La fleur ne répondit pas. Elle semblait se cacher à l’intérieur d’elle-même, toute serrée.
BeeBee attendit un instant, puis demanda doucement :
— Est-ce que quelque chose ne va pas ?
La fleur soupira.
— J’ai peur de m’ouvrir, murmura-t-elle. Et si je n’étais pas assez belle ? Et si le vent était trop fort ?
BeeBee inclina la tête. Elle réfléchit un moment, puis sourit.
— Tu sais, moi aussi, j’ai eu peur la première fois que j’ai volé. Mes ailes me semblaient trop grandes… et le ciel trop vaste.
La fleur resta silencieuse, mais elle écoutait.
Alors BeeBee eut une idée. Elle ne força pas la fleur. Elle ne la pressa pas.
Elle resta simplement là, à lui raconter le jardin :
le rire des coccinelles,
les secrets que chuchotent les feuilles,
et la chaleur du soleil qui ne fait jamais de mal.
Le temps passa. Le soleil monta un peu plus haut.
Et tout doucement… très doucement… la fleur entrouvrit un pétale. Puis un autre.

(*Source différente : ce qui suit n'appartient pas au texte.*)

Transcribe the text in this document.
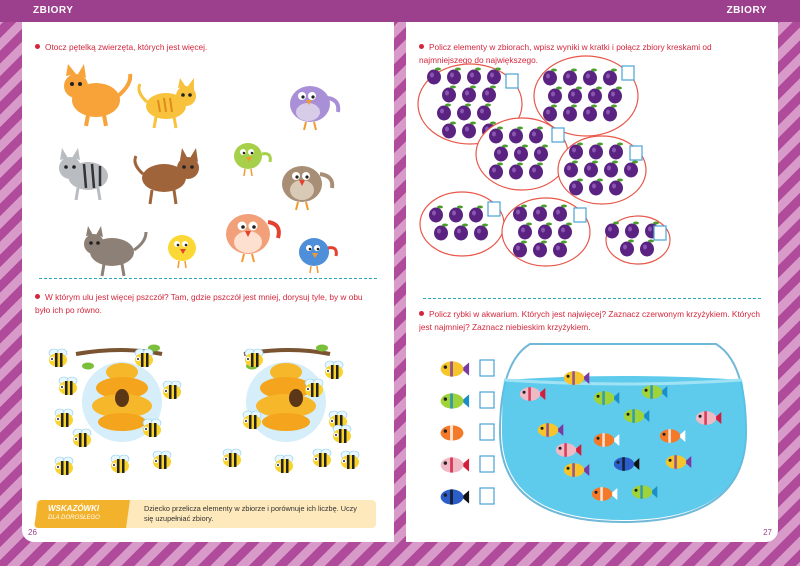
ZBIORY	ZBIORY
Otocz pętelką zwierzęta, których jest więcej.
W którym ulu jest więcej pszczół? Tam, gdzie pszczół jest mniej, dorysuj tyle, by w obu było ich po równo.
WSKAZÓWKI
DLA DOROSŁEGO
Dziecko przelicza elementy w zbiorze i porównuje ich liczbę. Uczy się uzupełniać zbiory.
26
Policz elementy w zbiorach, wpisz wyniki w kratki i połącz zbiory kreskami od najmniejszego do największego.
Policz rybki w akwarium. Których jest najwięcej? Zaznacz czerwonym krzyżykiem. Których jest najmniej? Zaznacz niebieskim krzyżykiem.
27
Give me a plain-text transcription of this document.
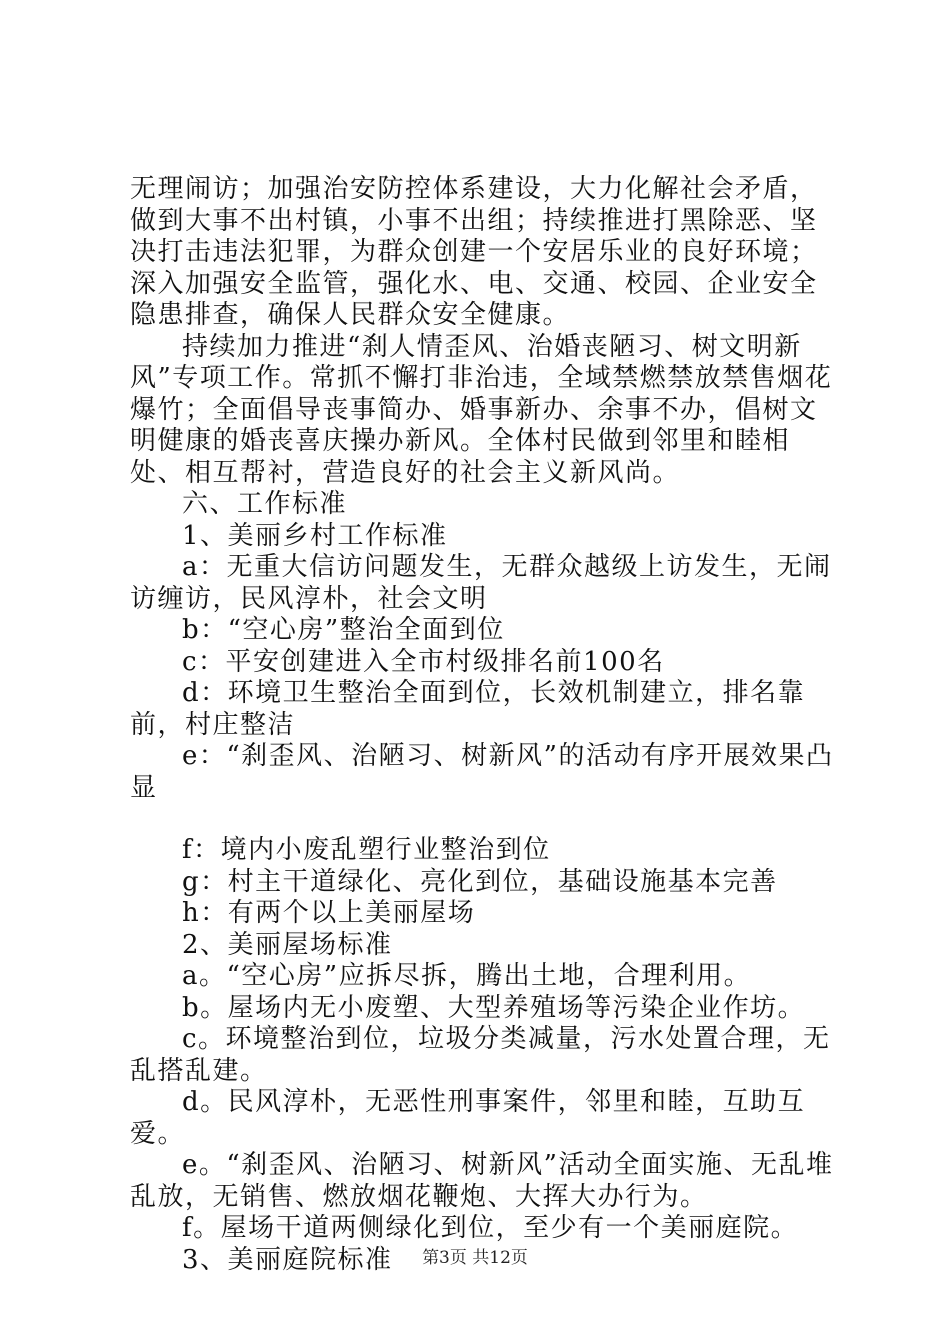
无理闹访；加强治安防控体系建设，大力化解社会矛盾，做到大事不出村镇，小事不出组；持续推进打黑除恶、坚决打击违法犯罪，为群众创建一个安居乐业的良好环境；深入加强安全监管，强化水、电、交通、校园、企业安全隐患排查，确保人民群众安全健康。

持续加力推进“刹人情歪风、治婚丧陋习、树文明新风”专项工作。常抓不懈打非治违，全域禁燃禁放禁售烟花爆竹；全面倡导丧事简办、婚事新办、余事不办，倡树文明健康的婚丧喜庆操办新风。全体村民做到邻里和睦相处、相互帮衬，营造良好的社会主义新风尚。

六、工作标准

1、美丽乡村工作标准

a：无重大信访问题发生，无群众越级上访发生，无闹访缠访，民风淳朴，社会文明

b：“空心房”整治全面到位

c：平安创建进入全市村级排名前100名

d：环境卫生整治全面到位，长效机制建立，排名靠前，村庄整洁

e：“刹歪风、治陋习、树新风”的活动有序开展效果凸显

f：境内小废乱塑行业整治到位

g：村主干道绿化、亮化到位，基础设施基本完善

h：有两个以上美丽屋场

2、美丽屋场标准

a。“空心房”应拆尽拆，腾出土地，合理利用。

b。屋场内无小废塑、大型养殖场等污染企业作坊。

c。环境整治到位，垃圾分类减量，污水处置合理，无乱搭乱建。

d。民风淳朴，无恶性刑事案件，邻里和睦，互助互爱。

e。“刹歪风、治陋习、树新风”活动全面实施、无乱堆乱放，无销售、燃放烟花鞭炮、大挥大办行为。

f。屋场干道两侧绿化到位，至少有一个美丽庭院。

3、美丽庭院标准	第3页 共12页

— Oh… souffla-t-elle. Ce n’est pas si effrayant.
BeeBee battit des ailes, heureuse.
La fleur était magnifique, à sa façon, exactement comme elle était.
Avant de repartir, BeeBee lui dit :
— Prends ton temps. Le jardin saura t’attendre.
Et depuis ce jour-là, la petite fleur s’ouvre quand elle se sent prête, jamais avant.
Car certaines choses ont besoin de douceur pour éclore.